Do you want to continue (Y/n)?  y

Beginning deployment of service [default]...
╔════════════════════════════════════════════════════════════╗
╠═ Uploading 1 file to Google Cloud Storage                 ═╣
╚════════════════════════════════════════════════════════════╝
File upload done.
Updating service [default]...done.                                                                                                                                                                                  
Setting traffic split for service [default]...done.                                                                                                                                                                 
Deployed service [default] to [https://project-123456.ey.r.appspot.com]

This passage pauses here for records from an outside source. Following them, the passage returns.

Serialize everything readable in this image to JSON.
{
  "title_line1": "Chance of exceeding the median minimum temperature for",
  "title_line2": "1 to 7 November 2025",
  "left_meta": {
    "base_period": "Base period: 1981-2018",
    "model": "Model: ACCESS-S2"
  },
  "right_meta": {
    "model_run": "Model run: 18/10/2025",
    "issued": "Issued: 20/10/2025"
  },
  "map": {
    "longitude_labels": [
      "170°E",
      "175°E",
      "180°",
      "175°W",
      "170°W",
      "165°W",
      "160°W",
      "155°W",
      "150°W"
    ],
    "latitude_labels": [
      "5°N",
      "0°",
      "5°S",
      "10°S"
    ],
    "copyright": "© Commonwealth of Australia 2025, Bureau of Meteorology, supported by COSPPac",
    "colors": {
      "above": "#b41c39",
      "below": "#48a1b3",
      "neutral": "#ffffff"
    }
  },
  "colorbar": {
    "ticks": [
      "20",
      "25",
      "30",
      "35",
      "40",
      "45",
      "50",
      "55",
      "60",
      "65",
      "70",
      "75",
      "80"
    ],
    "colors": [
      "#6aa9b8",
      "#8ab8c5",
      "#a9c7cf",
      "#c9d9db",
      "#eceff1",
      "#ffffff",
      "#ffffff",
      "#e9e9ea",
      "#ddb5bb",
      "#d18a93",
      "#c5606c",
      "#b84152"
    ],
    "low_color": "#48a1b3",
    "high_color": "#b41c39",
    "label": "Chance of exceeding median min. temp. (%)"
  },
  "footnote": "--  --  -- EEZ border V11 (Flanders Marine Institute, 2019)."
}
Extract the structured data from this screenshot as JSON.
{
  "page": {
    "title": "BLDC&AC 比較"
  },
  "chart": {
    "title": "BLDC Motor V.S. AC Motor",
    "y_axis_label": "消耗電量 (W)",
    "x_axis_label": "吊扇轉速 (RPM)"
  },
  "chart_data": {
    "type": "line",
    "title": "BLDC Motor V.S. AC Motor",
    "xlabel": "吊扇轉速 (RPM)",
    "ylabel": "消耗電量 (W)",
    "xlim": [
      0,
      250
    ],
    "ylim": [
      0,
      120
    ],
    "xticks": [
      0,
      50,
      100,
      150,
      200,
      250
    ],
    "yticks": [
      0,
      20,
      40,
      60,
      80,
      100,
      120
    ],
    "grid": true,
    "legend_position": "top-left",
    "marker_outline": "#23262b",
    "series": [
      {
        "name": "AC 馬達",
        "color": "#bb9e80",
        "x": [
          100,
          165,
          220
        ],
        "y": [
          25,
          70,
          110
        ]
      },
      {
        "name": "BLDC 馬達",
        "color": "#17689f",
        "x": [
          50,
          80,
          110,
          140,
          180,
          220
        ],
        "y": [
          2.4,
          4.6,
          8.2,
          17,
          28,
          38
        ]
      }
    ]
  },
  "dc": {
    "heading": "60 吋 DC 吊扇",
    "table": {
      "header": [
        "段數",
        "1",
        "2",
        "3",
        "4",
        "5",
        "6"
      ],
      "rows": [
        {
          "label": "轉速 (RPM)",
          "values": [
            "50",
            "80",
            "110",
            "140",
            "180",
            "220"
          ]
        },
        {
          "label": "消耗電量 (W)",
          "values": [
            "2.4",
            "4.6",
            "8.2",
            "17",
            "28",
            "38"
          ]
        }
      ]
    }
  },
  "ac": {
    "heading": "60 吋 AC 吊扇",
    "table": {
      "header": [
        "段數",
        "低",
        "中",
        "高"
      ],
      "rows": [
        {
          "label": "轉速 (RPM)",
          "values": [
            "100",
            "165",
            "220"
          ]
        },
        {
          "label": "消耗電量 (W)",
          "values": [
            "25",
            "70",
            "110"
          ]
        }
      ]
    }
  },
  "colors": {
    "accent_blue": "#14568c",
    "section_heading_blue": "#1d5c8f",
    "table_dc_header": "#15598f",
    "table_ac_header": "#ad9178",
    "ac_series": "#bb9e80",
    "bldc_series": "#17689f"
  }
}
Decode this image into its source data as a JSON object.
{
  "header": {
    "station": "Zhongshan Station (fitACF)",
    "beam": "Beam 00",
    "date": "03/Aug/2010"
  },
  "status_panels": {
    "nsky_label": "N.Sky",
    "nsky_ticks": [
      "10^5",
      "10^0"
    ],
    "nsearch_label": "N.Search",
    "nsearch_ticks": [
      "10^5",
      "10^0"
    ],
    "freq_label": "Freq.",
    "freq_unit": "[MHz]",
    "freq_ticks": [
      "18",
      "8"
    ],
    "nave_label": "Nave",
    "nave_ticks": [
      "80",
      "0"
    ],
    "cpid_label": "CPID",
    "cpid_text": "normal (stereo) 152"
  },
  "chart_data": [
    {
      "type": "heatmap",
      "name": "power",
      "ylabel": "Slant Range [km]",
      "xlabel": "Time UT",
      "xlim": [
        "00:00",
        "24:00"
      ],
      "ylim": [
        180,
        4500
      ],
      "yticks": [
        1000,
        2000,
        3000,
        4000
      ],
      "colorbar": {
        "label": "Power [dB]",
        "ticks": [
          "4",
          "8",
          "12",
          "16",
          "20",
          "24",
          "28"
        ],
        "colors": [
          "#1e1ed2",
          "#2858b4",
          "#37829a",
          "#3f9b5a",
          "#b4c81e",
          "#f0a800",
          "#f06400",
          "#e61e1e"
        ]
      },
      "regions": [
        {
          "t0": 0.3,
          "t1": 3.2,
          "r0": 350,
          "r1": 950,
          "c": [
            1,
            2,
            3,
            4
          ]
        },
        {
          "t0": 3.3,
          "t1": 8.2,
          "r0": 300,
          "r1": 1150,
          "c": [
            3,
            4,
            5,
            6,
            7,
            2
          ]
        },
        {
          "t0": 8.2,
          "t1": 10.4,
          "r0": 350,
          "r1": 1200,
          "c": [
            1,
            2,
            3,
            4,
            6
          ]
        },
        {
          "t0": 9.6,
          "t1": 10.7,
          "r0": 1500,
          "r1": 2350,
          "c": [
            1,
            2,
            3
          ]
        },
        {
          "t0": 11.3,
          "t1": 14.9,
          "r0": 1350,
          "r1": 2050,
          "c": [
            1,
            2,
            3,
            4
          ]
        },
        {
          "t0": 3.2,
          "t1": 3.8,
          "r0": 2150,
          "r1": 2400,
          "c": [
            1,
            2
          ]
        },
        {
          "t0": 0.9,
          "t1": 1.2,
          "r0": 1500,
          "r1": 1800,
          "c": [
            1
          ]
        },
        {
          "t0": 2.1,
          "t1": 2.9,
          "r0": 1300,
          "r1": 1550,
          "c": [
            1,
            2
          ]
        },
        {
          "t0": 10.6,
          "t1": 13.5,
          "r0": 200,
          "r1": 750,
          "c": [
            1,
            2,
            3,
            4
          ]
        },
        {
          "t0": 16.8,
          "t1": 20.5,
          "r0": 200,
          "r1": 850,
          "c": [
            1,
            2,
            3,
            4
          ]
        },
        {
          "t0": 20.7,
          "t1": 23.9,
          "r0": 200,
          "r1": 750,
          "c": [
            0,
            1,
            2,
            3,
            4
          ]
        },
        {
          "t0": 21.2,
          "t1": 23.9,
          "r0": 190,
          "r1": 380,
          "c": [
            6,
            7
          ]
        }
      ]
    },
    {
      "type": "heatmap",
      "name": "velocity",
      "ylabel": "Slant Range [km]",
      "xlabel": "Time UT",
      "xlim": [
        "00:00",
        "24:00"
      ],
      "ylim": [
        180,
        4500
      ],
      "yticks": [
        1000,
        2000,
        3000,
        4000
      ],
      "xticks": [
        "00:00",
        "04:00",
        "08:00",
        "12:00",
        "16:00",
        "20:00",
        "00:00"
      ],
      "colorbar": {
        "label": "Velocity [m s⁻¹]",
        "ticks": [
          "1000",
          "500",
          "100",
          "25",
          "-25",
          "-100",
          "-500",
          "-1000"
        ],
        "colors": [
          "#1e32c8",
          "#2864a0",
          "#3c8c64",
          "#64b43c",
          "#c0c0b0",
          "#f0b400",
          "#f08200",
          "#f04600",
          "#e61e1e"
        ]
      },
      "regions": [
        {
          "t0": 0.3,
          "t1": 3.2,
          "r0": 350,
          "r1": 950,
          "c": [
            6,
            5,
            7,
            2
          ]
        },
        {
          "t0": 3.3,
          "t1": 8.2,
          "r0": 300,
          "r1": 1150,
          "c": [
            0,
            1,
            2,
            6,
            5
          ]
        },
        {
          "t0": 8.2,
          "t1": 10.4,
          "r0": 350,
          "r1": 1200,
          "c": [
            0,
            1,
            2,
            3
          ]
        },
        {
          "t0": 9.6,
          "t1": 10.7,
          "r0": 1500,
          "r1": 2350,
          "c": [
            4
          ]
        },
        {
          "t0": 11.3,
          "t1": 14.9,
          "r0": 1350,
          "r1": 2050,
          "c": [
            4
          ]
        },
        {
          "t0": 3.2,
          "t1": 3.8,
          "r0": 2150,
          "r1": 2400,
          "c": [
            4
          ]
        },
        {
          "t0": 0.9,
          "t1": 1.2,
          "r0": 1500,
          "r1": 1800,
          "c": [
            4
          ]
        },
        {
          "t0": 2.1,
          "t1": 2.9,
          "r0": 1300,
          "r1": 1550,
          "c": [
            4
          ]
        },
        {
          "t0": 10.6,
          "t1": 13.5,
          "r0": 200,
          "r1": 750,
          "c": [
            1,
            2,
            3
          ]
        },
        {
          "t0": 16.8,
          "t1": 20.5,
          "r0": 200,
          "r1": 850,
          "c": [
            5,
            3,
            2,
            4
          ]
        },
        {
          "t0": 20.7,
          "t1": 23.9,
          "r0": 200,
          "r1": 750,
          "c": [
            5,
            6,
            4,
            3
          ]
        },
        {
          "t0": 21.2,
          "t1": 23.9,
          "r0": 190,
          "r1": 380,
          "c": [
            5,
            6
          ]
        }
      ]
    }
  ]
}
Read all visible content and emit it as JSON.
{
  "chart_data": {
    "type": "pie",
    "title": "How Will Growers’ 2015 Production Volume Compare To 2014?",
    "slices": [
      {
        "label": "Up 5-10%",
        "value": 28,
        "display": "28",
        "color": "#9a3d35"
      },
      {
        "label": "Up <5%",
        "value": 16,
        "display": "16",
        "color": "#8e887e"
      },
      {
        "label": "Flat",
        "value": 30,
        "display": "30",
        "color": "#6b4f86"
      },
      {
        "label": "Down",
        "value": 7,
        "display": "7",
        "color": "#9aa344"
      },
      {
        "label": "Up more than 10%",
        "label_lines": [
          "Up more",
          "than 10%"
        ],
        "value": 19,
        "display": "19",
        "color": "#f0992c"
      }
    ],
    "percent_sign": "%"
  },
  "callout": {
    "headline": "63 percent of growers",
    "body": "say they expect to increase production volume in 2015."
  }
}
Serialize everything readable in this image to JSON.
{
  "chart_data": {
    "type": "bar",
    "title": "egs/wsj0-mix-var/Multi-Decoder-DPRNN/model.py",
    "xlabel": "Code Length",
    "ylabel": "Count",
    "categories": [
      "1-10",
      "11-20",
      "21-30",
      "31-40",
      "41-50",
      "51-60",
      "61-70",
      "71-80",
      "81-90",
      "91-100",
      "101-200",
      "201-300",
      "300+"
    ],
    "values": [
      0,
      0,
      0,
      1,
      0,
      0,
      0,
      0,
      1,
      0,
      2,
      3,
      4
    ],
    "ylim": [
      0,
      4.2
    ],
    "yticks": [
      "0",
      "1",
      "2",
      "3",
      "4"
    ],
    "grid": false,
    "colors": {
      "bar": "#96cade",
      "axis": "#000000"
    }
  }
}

You can stream logs from the command line by running:
  $ gcloud app logs tail -s default

To view your application in the web browser run:
  $ gcloud app browse


Test the web service

Access https://<URL>/start and https://<URL>/stop (you find the URLs in the app-deploy output) using your browser or any other HTTP client. You should get some JSON data as response.

In Toggl, the desired time entry should get started:

toggl

You should also see some logs in the Log Console. Make sure you select the time-tracker-log in the Global resources.

You maybe wonder: but I have never authenticated against GCP in my Python app? Yes, that’s part of the “magic” of the App Engine. As soon as you’re inside the environment, you don’t need to authenticate anymore. Can be good or bad, tbh…

That’s it! You now have a small web service that controls the Toggl time tracker and logs everything in the cloud.